Au même moment, la cuisine italienne lançait la mode des gastronomies du Sud après la dictature des sauces à la crème et au beurre du Nord. Ces années-là, on découvrait une cuisine basée sur la fraîcheur des produits et la rapidité des cuissons, comme on la fait en Italie. On boudait les sauces riches et tout ce qui n’était pas fait minute ou, mieux, absolument frais. On commençait aussi à "fusionner" des idées latines voire asiatiques aux idées bien franco-françaises, et l’on raccourcissait le temps des préparations.
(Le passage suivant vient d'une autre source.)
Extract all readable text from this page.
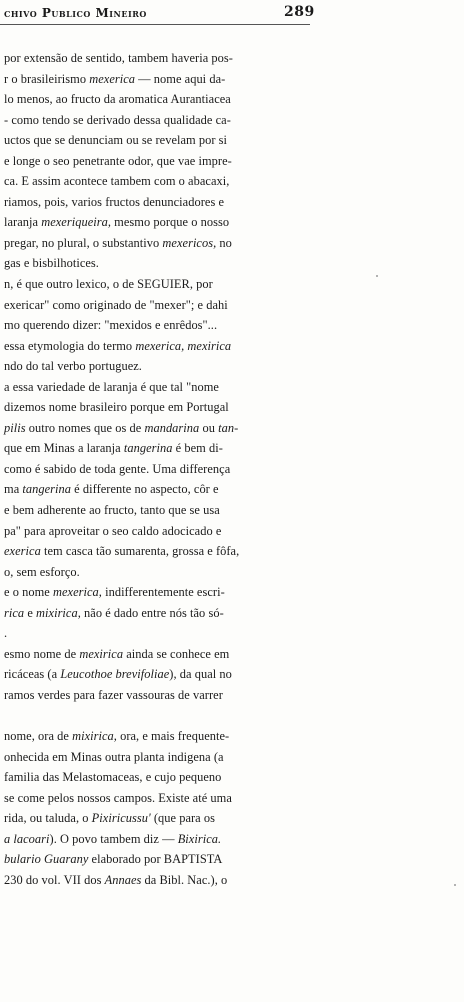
chivo Publico Mineiro	289
por extensão de sentido, tambem haveria pos-
r o brasileirismo mexerica — nome aqui da-
lo menos, ao fructo da aromatica Aurantiacea
- como tendo se derivado dessa qualidade ca-
uctos que se denunciam ou se revelam por si
e longe o seo penetrante odor, que vae impre-
ca. E assim acontece tambem com o abacaxi,
riamos, pois, varios fructos denunciadores e
laranja mexeriqueira, mesmo porque o nosso
pregar, no plural, o substantivo mexericos, no
gas e bisbilhotices.
n, é que outro lexico, o de SEGUIER, por
exericar" como originado de "mexer"; e dahi
mo querendo dizer: "mexidos e enrêdos"...
essa etymologia do termo mexerica, mexirica
ndo do tal verbo portuguez.
a essa variedade de laranja é que tal "nome
dizemos nome brasileiro porque em Portugal
pilis outro nomes que os de mandarina ou tan-
que em Minas a laranja tangerina é bem di-
como é sabido de toda gente. Uma differença
ma tangerina é differente no aspecto, côr e
e bem adherente ao fructo, tanto que se usa
pa" para aproveitar o seo caldo adocicado e
exerica tem casca tão sumarenta, grossa e fôfa,
o, sem esforço.
e o nome mexerica, indifferentemente escri-
rica e mixirica, não é dado entre nós tão só-
.
esmo nome de mexirica ainda se conhece em
ricáceas (a Leucothoe brevifoliae), da qual no
ramos verdes para fazer vassouras de varrer
nome, ora de mixirica, ora, e mais frequente-
onhecida em Minas outra planta indigena (a
familia das Melastomaceas, e cujo pequeno
se come pelos nossos campos. Existe até uma
rida, ou taluda, o Pixiricussu' (que para os
a lacoari). O povo tambem diz — Bixirica.
bulario Guarany elaborado por BAPTISTA
230 do vol. VII dos Annaes da Bibl. Nac.), o
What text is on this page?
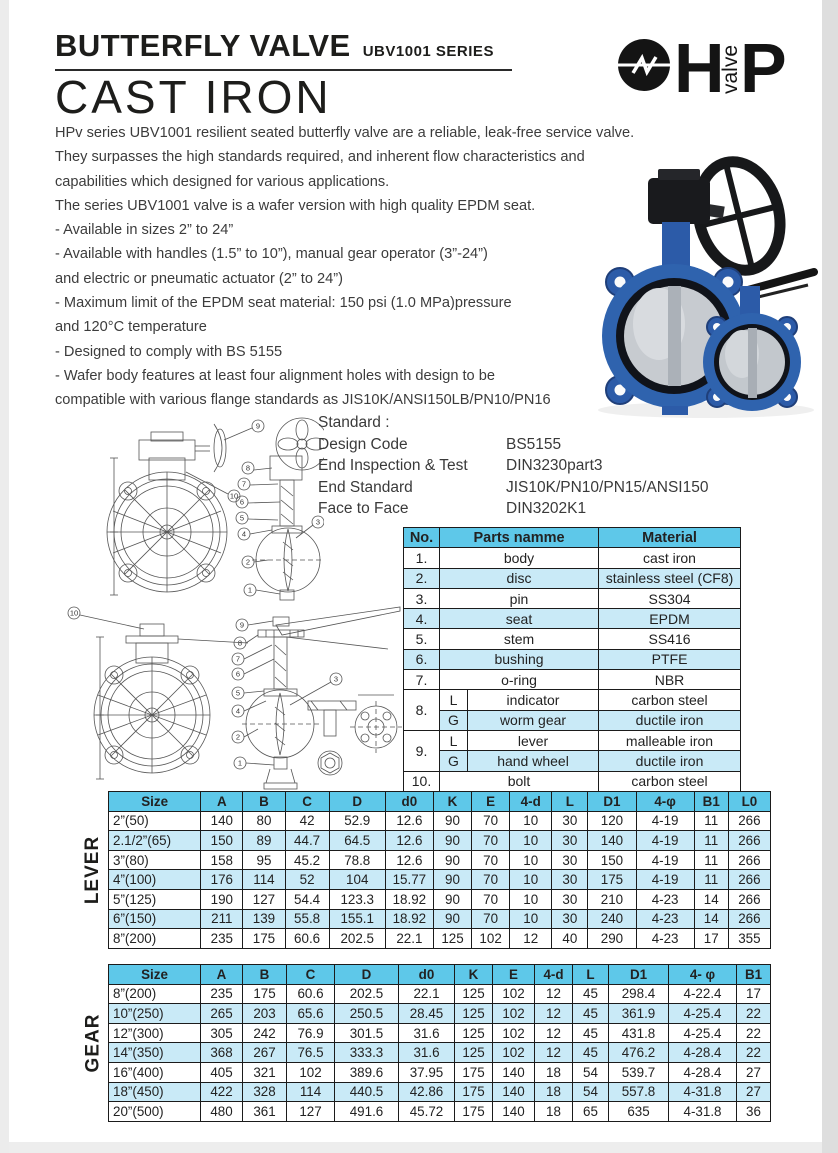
BUTTERFLY VALVE UBV1001 SERIES
CAST IRON	H
valve
P
HPv series UBV1001 resilient seated butterfly valve are a reliable, leak-free service valve.
They surpasses the high standards required, and inherent flow characteristics and
capabilities which designed for various applications.
The series UBV1001 valve is a wafer version with high quality EPDM seat.
- Available in sizes 2” to 24”
- Available with handles (1.5” to 10”), manual gear operator (3”-24”)
and electric or pneumatic actuator (2” to 24”)
- Maximum limit of the EPDM seat material: 150 psi (1.0 MPa)pressure
and 120°C temperature
- Designed to comply with BS 5155
- Wafer body features at least four alignment holes with design to be
compatible with various flange standards as JIS10K/ANSI150LB/PN10/PN16
9
10
8
7
6
5
4
2
1
3
Standard :
Design Code	BS5155
End Inspection & Test	DIN3230part3
End Standard	JIS10K/PN10/PN15/ANSI150
Face to Face	DIN3202K1
No.	Parts namme		Material
1.	body		cast iron
2.	disc		stainless steel (CF8)
3.	pin		SS304
4.	seat		EPDM
5.	stem		SS416
6.	bushing		PTFE
7.	o-ring		NBR
8.	L	indicator	carbon steel
	G	worm gear	ductile iron
9.	L	lever	malleable iron
	G	hand wheel	ductile iron
10.	bolt		carbon steel
10
9
8
7
6
5
4
2
1
3
LEVER
Size	A	B	C	D	d0	K	E	4-d	L	D1	4-φ	B1	L0
2”(50)	140	80	42	52.9	12.6	90	70	10	30	120	4-19	11	266
2.1/2”(65)	150	89	44.7	64.5	12.6	90	70	10	30	140	4-19	11	266
3”(80)	158	95	45.2	78.8	12.6	90	70	10	30	150	4-19	11	266
4”(100)	176	114	52	104	15.77	90	70	10	30	175	4-19	11	266
5”(125)	190	127	54.4	123.3	18.92	90	70	10	30	210	4-23	14	266
6”(150)	211	139	55.8	155.1	18.92	90	70	10	30	240	4-23	14	266
8”(200)	235	175	60.6	202.5	22.1	125	102	12	40	290	4-23	17	355
GEAR
Size	A	B	C	D	d0	K	E	4-d	L	D1	4- φ	B1
8”(200)	235	175	60.6	202.5	22.1	125	102	12	45	298.4	4-22.4	17
10”(250)	265	203	65.6	250.5	28.45	125	102	12	45	361.9	4-25.4	22
12”(300)	305	242	76.9	301.5	31.6	125	102	12	45	431.8	4-25.4	22
14”(350)	368	267	76.5	333.3	31.6	125	102	12	45	476.2	4-28.4	22
16”(400)	405	321	102	389.6	37.95	175	140	18	54	539.7	4-28.4	27
18”(450)	422	328	114	440.5	42.86	175	140	18	54	557.8	4-31.8	27
20”(500)	480	361	127	491.6	45.72	175	140	18	65	635	4-31.8	36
De tous les restos qui ont adopté ce style – Citron Lime, Oleandro, Prego et Le Latini ont été les plus populaires -, seul Le Latini a tenu la route et est passé du statut de bistro chic à celui de grand restaurant chic. Côté cuisine plus traditionnelle, Le Piémontais venait d’ouvrir ses portes avec un monsieur Pompeo aux commandes, un homme venu directement de… Baie-Comeau, où il restaurait les Mulroney et autres affairistes de la région. Sa table trône encore au palmarès des meilleures en ville.
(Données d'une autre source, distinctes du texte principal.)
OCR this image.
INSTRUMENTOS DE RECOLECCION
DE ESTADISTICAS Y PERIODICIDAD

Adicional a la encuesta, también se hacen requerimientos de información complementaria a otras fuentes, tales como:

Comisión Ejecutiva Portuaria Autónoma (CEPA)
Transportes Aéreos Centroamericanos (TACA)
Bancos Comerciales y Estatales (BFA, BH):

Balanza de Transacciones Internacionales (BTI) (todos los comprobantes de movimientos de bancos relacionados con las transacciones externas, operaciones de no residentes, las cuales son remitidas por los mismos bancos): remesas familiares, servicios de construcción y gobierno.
En 86, la mode était aussi celle des bistros-brasseries d’ambiance authentiquement parisienne: L’Express avait ouvert le bal quelques années auparavant avec ses entrecôtes, ses frites et ses cornichons; suivi du Witloof, du Continental et surtout de Chez Alexandre au centre-ville, l’un des plus beaux décors de l’époque parmi les lieux courus et branchés (le terme venait aussi de naître).
D’autres modes ethniques commençaient à envahir notre inconscient et notre vocabulaire. Ainsi les Vietnamiens, arrivés en masse au début de la décennie, ont commencé peu à peu à ouvrir des petits troquets à soupes phos, chez eux une cuisine de petit-déjeuner consommée à même la rue. On a commencé à parler de nuoc mam et de rouleaux impériaux aussi aisément que de pizza et de pastas. Le plus ancien bistro à phos, Cristal de Saigon, boulevard Saint-Laurent, a survécu et reste encore en ville l’un des meilleurs.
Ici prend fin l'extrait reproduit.